To me, this is total RUBBISH, ABSURD,NONSENSE..
As humans, we are always, given the choice the option to where we would lead our life to.
Most of us, complaining day and night about how their parents treat them, how their siblings treat them, how their friends treat them so on and so forth.
I'm someone who questions myself alot. Before you set an expectation on people, before you set a benchmark on how good people should treat you, before you start even comparing other's people life with yours. Have you ask yourself, what have you contributed since you know how to think?.. what have you done, to make someone around you smile?.. what have you done to earn back the love from others.. isn't this a great thought?
Many came to me and said, michelle?? you're different, you're lucky, you've got scholarship, your parents don't restrict you, your sister is a wonderful motivation. You can say all you want michelle, but you won't understand, you've not gone through what i had! Who are you to tell me to go for my dreams, who are you to tell me i have no rights to complain condemn and criticize? You think you're really someone that is .. you know.. so intelligent. LOok at yourself. You've got nothing than your stupid mouth. (of course, its a little over-elaborated)
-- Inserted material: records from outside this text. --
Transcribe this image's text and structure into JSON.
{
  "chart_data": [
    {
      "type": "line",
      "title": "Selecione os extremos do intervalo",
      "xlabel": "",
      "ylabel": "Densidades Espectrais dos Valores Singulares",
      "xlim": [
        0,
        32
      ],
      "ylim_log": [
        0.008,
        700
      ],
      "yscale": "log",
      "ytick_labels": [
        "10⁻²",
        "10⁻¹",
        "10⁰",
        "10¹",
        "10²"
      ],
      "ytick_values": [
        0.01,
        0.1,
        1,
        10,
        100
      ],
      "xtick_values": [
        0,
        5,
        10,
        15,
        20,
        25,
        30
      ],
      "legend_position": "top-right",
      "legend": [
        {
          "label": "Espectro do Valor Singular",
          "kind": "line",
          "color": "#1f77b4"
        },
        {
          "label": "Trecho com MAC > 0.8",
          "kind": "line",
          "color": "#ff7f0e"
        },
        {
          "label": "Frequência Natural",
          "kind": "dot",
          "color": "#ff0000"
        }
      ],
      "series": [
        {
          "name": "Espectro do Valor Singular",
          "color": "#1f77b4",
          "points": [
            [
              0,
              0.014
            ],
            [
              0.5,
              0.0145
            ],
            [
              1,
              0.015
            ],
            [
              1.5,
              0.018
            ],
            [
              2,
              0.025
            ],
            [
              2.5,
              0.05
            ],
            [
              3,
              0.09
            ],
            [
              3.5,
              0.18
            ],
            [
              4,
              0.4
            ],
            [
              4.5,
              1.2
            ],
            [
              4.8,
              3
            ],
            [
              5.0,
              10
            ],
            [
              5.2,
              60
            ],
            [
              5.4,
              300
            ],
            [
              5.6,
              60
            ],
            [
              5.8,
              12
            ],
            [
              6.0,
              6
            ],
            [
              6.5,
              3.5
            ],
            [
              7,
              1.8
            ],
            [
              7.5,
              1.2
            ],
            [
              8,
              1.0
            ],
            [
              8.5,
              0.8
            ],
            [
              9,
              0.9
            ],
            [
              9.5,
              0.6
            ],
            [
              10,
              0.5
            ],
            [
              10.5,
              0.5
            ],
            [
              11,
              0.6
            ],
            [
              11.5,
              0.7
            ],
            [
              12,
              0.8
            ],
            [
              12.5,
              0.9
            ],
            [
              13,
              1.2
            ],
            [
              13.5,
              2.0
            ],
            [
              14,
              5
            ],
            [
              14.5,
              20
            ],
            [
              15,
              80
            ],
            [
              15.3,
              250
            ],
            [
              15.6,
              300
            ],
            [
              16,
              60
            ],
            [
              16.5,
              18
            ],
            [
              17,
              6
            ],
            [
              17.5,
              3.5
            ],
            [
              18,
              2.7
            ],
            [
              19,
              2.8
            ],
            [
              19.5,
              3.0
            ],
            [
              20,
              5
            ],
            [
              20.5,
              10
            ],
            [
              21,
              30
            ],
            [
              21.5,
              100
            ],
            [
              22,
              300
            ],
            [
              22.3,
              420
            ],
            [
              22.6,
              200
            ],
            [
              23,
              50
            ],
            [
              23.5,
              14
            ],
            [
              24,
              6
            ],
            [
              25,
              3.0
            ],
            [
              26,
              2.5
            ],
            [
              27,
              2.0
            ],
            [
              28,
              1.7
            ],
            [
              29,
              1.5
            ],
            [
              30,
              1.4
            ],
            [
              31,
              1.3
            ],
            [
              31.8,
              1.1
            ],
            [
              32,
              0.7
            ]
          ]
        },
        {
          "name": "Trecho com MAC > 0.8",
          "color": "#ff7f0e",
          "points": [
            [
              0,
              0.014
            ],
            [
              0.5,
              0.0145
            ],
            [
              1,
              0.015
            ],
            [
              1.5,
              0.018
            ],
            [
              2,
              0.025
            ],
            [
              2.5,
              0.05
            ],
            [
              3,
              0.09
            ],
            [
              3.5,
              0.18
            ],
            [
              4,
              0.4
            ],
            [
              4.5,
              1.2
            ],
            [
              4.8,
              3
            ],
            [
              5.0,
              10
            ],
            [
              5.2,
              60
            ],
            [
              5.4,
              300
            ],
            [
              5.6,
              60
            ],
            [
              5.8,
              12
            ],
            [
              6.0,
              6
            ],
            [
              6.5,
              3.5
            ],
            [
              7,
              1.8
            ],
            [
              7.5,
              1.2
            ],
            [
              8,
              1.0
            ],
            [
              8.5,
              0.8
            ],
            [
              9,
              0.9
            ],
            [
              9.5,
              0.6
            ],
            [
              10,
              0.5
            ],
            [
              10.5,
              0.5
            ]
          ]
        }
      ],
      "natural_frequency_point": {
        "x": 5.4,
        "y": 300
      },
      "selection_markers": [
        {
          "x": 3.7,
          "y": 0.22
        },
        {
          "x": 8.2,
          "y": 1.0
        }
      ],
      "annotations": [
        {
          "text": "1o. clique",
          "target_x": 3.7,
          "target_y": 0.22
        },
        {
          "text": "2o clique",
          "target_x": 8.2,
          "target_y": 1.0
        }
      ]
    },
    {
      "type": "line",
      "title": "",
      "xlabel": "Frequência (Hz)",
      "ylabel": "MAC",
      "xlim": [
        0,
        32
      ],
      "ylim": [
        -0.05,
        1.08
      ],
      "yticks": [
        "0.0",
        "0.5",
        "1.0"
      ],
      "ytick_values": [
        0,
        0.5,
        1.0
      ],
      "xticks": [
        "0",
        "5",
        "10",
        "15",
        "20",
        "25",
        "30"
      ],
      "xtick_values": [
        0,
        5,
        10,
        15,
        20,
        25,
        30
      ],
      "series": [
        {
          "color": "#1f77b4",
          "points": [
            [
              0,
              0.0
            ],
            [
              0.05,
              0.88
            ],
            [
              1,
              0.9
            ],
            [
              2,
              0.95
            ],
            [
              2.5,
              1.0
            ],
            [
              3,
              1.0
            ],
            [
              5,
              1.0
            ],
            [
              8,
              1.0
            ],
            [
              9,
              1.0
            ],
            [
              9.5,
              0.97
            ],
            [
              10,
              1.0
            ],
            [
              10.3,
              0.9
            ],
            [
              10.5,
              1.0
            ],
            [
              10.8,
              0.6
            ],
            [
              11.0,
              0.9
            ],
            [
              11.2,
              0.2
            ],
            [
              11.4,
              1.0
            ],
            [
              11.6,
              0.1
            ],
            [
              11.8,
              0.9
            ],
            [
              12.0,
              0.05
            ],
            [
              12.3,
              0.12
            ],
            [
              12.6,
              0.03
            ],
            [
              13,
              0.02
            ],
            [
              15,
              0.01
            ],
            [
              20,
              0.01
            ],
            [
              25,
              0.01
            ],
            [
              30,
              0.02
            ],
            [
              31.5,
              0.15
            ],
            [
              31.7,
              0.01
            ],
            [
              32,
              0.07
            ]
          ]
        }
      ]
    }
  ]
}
But, i find it true, i'm no one to tell others what to do. But i've got rights to tell myself what to do. If you're not able to do what you wanna do? How are you able to get someone to do things you want them to do?.. None have asked, what i went through to get all i have this moment. I worked to earn my own new Colour phone in yr 2005. Who bought you your handphone?.. I worked to earn myself a diving course in Lang Tengah. Who paid your trips??..
I made effort to get what i want. I show desire, i show capability, i wanna prove that its worth me getting. And yet, all we see its end result. You say, whoa.. michelle you're so lucky, you always get what you want. Want to know why? I never complain when i don't get it (Do i?)..
I'm not someone who's perfect. There are many things, millions zillions of things that i don't know bout. I'm egoistic, i talk too much, i can't sit still, i'm lazy. I have my bads, but i don't let my bads restrict me from getting what i want. Not now? .. Fine.. later.. but i must get it..
Sigh.. i've much to write, but it'll be boring.. i felt bored already.. Its about being contented i believe. Its about counting the blessings, its about the neccessity to LIE. The moment you lie, you'll create another lie to cover the previous lie, and you'll never stop lying, and you have to carry the guilt and fear of being discovered.
Want it? DOne it? Admit it. Its life. Why would you want to trouble yourself to do things and lie about it, if you're forbidden to do it?.. Ask yourself.. i'm asking myself to. Sigh.. dilemma!!!